Decoding is accomplished by first decoding with codecA, then, assuming successful decoding, decoding the remaining bits with codecB, and finally returning both decoded values in a tuple. Any error results in the overall decoding failing. This could be implemented directly:

def decodeBoth[A, B]
  (codecA: Codec[A], codecB: Codec[B])
  (buffer: BitVector): String \/ (BitVector, (A, B)) = {
  val decA = codecA.decode(buffer)
  decA flatMap { case (afterA, a) =>
    val decB = codecB.decode(afterA)
    decB map { case (afterB, b) => (afterB, (a, B)) }
  }
}

We can do better than this though.
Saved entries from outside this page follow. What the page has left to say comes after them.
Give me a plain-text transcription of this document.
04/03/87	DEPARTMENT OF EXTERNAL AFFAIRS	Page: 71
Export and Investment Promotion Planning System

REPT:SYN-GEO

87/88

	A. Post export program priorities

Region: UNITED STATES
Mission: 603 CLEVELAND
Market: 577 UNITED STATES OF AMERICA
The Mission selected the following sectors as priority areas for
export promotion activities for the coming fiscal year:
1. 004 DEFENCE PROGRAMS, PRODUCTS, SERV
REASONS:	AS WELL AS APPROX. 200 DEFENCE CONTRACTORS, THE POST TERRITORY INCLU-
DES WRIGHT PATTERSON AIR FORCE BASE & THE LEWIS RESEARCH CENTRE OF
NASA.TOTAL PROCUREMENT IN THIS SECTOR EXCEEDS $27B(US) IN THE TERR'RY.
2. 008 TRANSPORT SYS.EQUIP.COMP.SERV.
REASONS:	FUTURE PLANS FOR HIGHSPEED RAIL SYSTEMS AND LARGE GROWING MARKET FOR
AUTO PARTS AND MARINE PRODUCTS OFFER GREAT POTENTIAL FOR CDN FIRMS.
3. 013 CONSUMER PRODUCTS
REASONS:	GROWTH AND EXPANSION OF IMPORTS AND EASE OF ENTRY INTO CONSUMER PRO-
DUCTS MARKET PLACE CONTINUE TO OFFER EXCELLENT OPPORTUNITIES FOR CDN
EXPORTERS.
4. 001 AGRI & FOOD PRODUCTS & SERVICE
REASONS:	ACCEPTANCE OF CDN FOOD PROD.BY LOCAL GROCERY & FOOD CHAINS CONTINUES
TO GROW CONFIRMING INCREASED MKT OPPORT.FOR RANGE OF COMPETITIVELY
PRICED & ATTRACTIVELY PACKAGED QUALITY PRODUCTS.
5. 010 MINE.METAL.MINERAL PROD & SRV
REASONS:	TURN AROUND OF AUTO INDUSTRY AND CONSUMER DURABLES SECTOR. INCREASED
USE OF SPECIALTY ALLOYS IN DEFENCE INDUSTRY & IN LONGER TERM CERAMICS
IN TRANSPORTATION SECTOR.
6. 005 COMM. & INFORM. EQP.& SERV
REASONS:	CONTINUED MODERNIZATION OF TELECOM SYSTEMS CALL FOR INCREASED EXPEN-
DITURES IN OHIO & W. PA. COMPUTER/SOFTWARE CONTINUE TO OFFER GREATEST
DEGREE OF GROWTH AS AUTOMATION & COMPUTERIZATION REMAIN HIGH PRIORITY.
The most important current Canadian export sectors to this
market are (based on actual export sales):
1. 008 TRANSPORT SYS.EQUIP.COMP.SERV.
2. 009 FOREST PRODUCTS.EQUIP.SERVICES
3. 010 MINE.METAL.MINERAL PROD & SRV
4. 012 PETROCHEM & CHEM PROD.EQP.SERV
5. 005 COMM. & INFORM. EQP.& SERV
Note the type signature of Codec#decode: BitVector => String \/ (BitVector, A). The scalaz.StateT monad transformer wraps functions of the form S => F[(S, A)] for a monad F. We can set F to String \/ ? resulting in StateT[({type λ[+α] = Error \/ α})#λ, BitVector, A]. This pattern occurs often enough when working with codecs to warrant special support:

type DecodingContext[+A] = StateT[({type λ[+α] = Error \/ α})#λ, BitVector, A]

object DecodingContext {
  def apply[A](f: BitVector => Error \/ (BitVector, A)): DecodingContext[A] =
    StateT[({type λ[+α] = Error \/ α})#λ, BitVector, A](f)
}

Returning to decodeBoth, we can use DecodingContext to implement it simply:

def decodeBoth[A, B]
  (codecA: Codec[A], codecB: Codec[B])
  (buffer: BitVector): String \/ (BitVector, (A, B)) = {
  for {
    a <- DecodingContext(codecA.decode)
    b <- DecodingContext(codecB.decode)
  } yield (a, b)
}.run(buffer)

Wrap up

This article presented the basic data types used in scodec. In part 2, we’ll look at the Codec trait in more detail and investigate how to convert a Codec[A] in to a Codec[B] given some relations between A and B.